The thin material made a satisfying tearing sound as it parted beneath his fist. He pushed a finger inside her, and she gasped, arching against him. She was very wet and very hot.

He stoked her with his finger until he had her humming and vibrating and building up steam like a fired locomotive. Cupping the silky underside of her bottom with both hands, he lifted her and slowly sheathed himself. She cried out, arching and throwing back her head so violently it banged against the wall. He pressed his open mouth against the wildly beating pulse in her throat and pushed himself deeper.

He gripped her hips to hold her still so that he could grind and thrust into her, and she was biting his shoulder and her nails were clawing at his back, and he let the pressure build and build and build to an explosion that was fierce and scalding...

And not enough.

Her head fell onto his shoulder, and she sagged against him, as the last shudders washed over them. But already he was kissing her again. Already he was quickening and stirring inside her again. His fingers grasped her head, spilling pins and hair down over his hand and wrist, and it felt like liquid silk.

He pulled her head up. "Were you lying about him?" She licked her lips; he licked them after her. "You didn't let him touch you?"

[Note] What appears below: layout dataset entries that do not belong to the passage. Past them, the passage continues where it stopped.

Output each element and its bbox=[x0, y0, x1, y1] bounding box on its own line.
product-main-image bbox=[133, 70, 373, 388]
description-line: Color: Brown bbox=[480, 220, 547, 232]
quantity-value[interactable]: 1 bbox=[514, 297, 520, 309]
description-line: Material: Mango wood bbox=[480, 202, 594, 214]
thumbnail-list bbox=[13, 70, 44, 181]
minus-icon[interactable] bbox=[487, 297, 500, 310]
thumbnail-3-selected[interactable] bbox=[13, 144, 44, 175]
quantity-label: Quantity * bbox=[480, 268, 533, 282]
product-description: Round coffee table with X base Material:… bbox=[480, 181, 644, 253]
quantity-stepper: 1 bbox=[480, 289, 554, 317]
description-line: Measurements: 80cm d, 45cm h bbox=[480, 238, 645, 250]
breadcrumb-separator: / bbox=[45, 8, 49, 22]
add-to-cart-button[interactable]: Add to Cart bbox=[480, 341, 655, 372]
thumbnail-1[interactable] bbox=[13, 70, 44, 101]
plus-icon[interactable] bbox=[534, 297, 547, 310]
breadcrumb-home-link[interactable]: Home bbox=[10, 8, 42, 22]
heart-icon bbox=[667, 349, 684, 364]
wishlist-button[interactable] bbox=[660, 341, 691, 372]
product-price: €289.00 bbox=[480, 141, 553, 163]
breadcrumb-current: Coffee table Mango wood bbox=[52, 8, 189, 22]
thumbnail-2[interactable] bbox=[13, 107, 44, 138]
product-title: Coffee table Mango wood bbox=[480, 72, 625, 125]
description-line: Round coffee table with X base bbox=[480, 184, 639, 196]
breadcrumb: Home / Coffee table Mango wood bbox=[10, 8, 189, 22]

Her eyes were wet and glazed with passion, like glass. "He didn't touch me," she said into his open mouth.

He made a small movement to lodge himself deeper. "Never again will I come home to find you gone."

"I can explain—"

"Later. You'll explain later. Right now I want to get only one thing fixed firmly in your aggravating head. I shall never come home again to find you gone. Nor will you ever spend another night out of my bed without my permission. And since I intend to spend
all
of my nights in
my
bed," he said, punctuating the key words with little thrusts of his hips, "it is highly unlikely that permission will ever be forthcoming. Do we have an understanding, Lady Caerhays?"

"Yes, my lor—"

His mouth seized hers in a deep kiss that filled him with the taste of her, but it was not enough. It was never enough. He moved in slow, rhythmic strokes, and she was gripping him, squeezing him, pulling him to the edge, and it was still not enough. He pumped his hips, and her head thumped against the wall.

"McCady... the bed," she gasped out between panting moans. "Why... can't we... do this... on the bed?"

"Yes, yes. The bed." His hands spanned her waist, and she grasped his hips with her strong thighs. He tried to carry her in this fashion over to the bed.

The bed was a monstrosity of black curtains embroidered with gold hieroglyphics and a bedstead supported by enormous crocodile feet. He stumbled over a webbed claw, and they fell onto the bed in a tangle of legs and arms and laughter.